Not another 3 or 4x but faster.

Rui Barradas

Em 15-06-2012 15:50, R. Michael Weylandt escreveu:
> On Fri, Jun 15, 2012 at 9:48 AM, R. Michael Weylandt
> <michael.weylandt at gmail.com> wrote:
>> As of recent versions of R, you can actually go for what are
>> officially recognized as "ultimate speed" functions .rowSums() and
>> friends.
>
> Sorry, perhaps that wasn't totally clear. Regarding .rowSums() note
> that leading period. You pass this a slightly different set of
> arguments (including matrix dims) but it goes straight down to C with
> no code in R so it will be faster.
>
>>
>> You might also use the compiler() package to byte-compile that inner
>
> Also, shouldn't have put parens after compiler.
>
> Best,
> Michael
>
>> loop. [The function going to sapply] It won't be massive, but perhaps
>> another 3 or 4x
>>
>> Michael
>>
>> On Fri, Jun 15, 2012 at 8:13 AM, Simon Knos
>> <simon_mailing at quantentunnel.de> wrote:
>>> Rui, thank you very much.
>>>
>>> I keep forgetting about the rowSum and friends. (precalculating the
>>> powers just slipped my attention).
>>>
>>> And, yes, a factor of will of course do. Do you see a further
>>> improvement in this case?
>>>
>>>
>>> Best,
>>>
>>> Simon
>>>
>>> On Fri, Jun 15, 2012 at 12:25 PM, Rui Barradas <ruipbarradas at sapo.pt> wrote:
>>>> Hello,
>>>>
>>>> Will a factor of 4 do?
>>>> This is variant 3, revised.
>>>>
>>>> #################################################
>>>> ## Variant 3.b                                 ##
>>>>
>>>> #################################################
>>>>
>>>>
>>>> ## Initialize matrix to hold results
>>>> singlecolor <- matrix(NA, simlength, noplayer)
>>>>
>>>> ## construct the deck to sample from
>>>> basedeck <- rep(10^(1:4), 13)
>>>> ## Pre-compute this vector, don't re-compute inside a loop
>>>> pow10x5 <- 5*10^(1:4)
>>>>
>>>>
>>>> ## This one uses matrix(...,5) to create the individual hands
>>>> ## but it's created in advance
>>>> currentdeck <- matrix(nrow = 5, ncol=noplayer)
>>>>
>>>>
>>>> ## comparison by using %in%
>>>> set.seed(7777)
>>>> system.time({
>>>>   singlecolor[] <- sapply(1:simlength, function(i){
>>>>    currentdeck[] <- sample(basedeck, decklength)
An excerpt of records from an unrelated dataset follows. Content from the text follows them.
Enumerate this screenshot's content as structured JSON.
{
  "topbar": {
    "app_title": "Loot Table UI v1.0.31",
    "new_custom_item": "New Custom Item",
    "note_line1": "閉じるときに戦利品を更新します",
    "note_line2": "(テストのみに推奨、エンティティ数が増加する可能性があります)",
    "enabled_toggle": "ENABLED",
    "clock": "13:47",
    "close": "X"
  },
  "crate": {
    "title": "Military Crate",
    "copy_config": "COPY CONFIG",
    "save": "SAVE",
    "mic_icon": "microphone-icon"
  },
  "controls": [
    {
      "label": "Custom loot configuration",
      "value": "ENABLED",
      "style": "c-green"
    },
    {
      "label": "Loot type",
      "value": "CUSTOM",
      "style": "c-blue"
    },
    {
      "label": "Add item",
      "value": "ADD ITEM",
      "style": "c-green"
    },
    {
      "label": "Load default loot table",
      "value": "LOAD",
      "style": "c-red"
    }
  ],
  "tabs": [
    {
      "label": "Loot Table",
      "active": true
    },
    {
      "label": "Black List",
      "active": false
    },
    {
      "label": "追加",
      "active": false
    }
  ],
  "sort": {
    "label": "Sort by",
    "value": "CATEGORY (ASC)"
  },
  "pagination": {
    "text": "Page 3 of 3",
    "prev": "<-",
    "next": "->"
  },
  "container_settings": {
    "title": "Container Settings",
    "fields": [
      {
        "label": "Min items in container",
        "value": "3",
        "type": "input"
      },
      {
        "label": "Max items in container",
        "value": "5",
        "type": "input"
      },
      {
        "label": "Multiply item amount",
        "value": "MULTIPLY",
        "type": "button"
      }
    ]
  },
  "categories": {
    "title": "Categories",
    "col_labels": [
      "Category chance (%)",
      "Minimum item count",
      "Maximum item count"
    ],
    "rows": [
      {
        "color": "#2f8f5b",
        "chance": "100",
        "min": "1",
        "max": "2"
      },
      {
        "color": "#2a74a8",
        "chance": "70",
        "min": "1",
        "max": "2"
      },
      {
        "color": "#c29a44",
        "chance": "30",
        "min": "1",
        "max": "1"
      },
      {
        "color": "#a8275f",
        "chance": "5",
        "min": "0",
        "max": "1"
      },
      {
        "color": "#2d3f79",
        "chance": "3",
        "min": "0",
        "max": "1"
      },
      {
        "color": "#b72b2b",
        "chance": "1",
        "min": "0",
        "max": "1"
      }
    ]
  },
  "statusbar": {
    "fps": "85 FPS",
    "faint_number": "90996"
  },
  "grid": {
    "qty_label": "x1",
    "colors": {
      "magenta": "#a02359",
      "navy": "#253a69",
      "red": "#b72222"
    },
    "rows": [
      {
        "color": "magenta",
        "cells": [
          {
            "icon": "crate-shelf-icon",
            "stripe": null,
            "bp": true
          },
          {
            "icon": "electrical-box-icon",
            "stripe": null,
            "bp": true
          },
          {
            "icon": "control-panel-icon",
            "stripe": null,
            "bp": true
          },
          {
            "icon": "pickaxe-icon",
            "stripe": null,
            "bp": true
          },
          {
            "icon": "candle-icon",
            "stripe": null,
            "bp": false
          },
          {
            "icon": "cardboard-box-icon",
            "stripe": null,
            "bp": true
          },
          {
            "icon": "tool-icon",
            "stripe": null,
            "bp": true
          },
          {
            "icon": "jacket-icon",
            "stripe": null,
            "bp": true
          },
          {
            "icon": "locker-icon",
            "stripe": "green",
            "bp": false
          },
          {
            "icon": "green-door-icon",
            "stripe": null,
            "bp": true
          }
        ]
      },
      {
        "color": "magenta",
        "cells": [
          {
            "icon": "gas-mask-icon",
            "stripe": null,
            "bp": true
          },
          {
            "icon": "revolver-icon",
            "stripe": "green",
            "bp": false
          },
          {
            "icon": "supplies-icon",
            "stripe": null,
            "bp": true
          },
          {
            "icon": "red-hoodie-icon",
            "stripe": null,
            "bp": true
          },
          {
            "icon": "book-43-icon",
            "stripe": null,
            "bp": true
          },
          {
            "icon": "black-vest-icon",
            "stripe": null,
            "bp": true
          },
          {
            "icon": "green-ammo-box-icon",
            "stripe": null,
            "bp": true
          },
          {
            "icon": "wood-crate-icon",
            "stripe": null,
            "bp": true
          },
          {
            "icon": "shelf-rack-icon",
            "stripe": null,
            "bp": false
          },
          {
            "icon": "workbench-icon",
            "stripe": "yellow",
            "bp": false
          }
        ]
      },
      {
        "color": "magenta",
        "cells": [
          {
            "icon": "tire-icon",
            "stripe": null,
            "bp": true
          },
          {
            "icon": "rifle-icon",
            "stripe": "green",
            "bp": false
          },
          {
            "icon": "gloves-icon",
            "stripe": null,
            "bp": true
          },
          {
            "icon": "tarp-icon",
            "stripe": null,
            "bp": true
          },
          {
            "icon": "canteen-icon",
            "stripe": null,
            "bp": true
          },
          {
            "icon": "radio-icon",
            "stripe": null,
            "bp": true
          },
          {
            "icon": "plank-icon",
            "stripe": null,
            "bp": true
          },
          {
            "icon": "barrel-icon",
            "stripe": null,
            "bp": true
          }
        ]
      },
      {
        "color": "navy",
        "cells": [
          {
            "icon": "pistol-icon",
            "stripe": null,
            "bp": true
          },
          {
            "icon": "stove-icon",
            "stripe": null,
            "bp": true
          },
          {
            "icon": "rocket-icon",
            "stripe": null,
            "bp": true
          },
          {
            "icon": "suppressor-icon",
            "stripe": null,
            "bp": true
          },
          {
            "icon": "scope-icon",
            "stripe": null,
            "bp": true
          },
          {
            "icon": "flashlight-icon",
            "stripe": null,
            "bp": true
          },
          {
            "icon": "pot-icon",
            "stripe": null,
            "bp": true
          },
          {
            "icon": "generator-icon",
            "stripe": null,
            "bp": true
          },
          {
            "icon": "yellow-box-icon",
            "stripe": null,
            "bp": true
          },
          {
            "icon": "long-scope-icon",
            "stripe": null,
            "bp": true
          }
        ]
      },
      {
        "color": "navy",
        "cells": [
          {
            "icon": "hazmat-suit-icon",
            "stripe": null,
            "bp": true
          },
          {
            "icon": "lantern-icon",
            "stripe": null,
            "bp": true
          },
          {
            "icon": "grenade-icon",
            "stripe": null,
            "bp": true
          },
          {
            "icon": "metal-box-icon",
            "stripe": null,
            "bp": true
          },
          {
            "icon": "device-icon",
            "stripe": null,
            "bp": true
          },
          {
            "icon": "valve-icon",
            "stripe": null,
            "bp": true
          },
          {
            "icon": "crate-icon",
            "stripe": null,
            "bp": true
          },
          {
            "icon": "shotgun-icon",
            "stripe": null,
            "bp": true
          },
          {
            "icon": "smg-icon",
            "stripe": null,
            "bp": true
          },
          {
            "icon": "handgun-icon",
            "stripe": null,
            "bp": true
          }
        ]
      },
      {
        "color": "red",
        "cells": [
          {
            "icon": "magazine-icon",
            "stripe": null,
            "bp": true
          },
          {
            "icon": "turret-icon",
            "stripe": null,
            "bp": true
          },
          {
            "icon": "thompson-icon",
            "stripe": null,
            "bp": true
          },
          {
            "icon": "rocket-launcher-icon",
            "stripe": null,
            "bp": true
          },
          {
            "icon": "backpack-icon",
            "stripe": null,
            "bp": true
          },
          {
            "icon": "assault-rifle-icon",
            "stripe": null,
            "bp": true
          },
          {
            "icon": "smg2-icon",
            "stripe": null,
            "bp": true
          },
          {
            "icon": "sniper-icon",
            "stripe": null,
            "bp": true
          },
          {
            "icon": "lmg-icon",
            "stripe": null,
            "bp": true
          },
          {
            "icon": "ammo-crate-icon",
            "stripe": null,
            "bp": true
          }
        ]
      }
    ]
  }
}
>>>>    colSums(currentdeck) %in% pow10x5
>>>>   })
>>>> })
>>>> apply(singlecolor, 2, mean)  ## colMeans()
>>>> mean(apply(singlecolor, 2, mean))
>>>>
>>>>
>>>> Note that the real speed gain is in colSums, all the rest gave me around 1.5
>>>> secs or 5% only.
>>>>
>>>> Rui Barradas
>>>>
>>>> Em 15-06-2012 09:40, Simon Knos escreveu:
>>>>>
>>>>> Dear List Members
>>>>>
>>>>>
>>>>>
>>>>> I used to play around with R to answer the following question by
>>>>> simulation (I am aware there is an easy explicit solution, but this is
>>>>> intended to serve as instructional example).
>>>>>
>>>>> Suppose you have a poker game with 6 players and a deck of 52 cards.
>>>>> Compute the empirical frequencies of having a single-suit hand. The
>>>>> way I want the result structured is a boolean nosimulation by noplayer
>>>>> matrix containing true or false
>>>>> depending whether the specific player was dealt a single-suit hand.
>>>>> The code itself is quite short: 1 line to "deal the cards", 1 line to
>>>>> check whether any of the six players has single-suit hand.
>>>>>
>>>>>
>>>>> I played around with different variants (all found below) and managed
>>>>> to gain some speed, however, I subjectively still find it quite slow.
>>>>>
>>>>> I would thus very much appreciate if anybody could point me to
>>>>> a) speed improvments in general
>>>>> b) speed improvements using the compiler package: At what level is
>>>>> cmpfun best used in this particular example?
>>>>>
>>>>>
>>>>>
>>>>>
>>>>> Thank you very much,
>>>>>
>>>>>
>>>>> Simon
>>>>>
>>>>>
>>>>> ###################################Code#########################################
>>>>>
>>>>> noplayer <- 6
>>>>> simlength <- 1e+05
>>>>> decklength <- 5 * noplayer
>>>>>
>>>>>
>>>>>
>>>>> #################################################
>>>>> ## Variant 1                                   ##
>>>>> #################################################
>>>>>
>>>>>
>>>>>
>>>>> ## Initialize matrix to hold results
>>>>> singlecolor <- matrix(NA, simlength, noplayer)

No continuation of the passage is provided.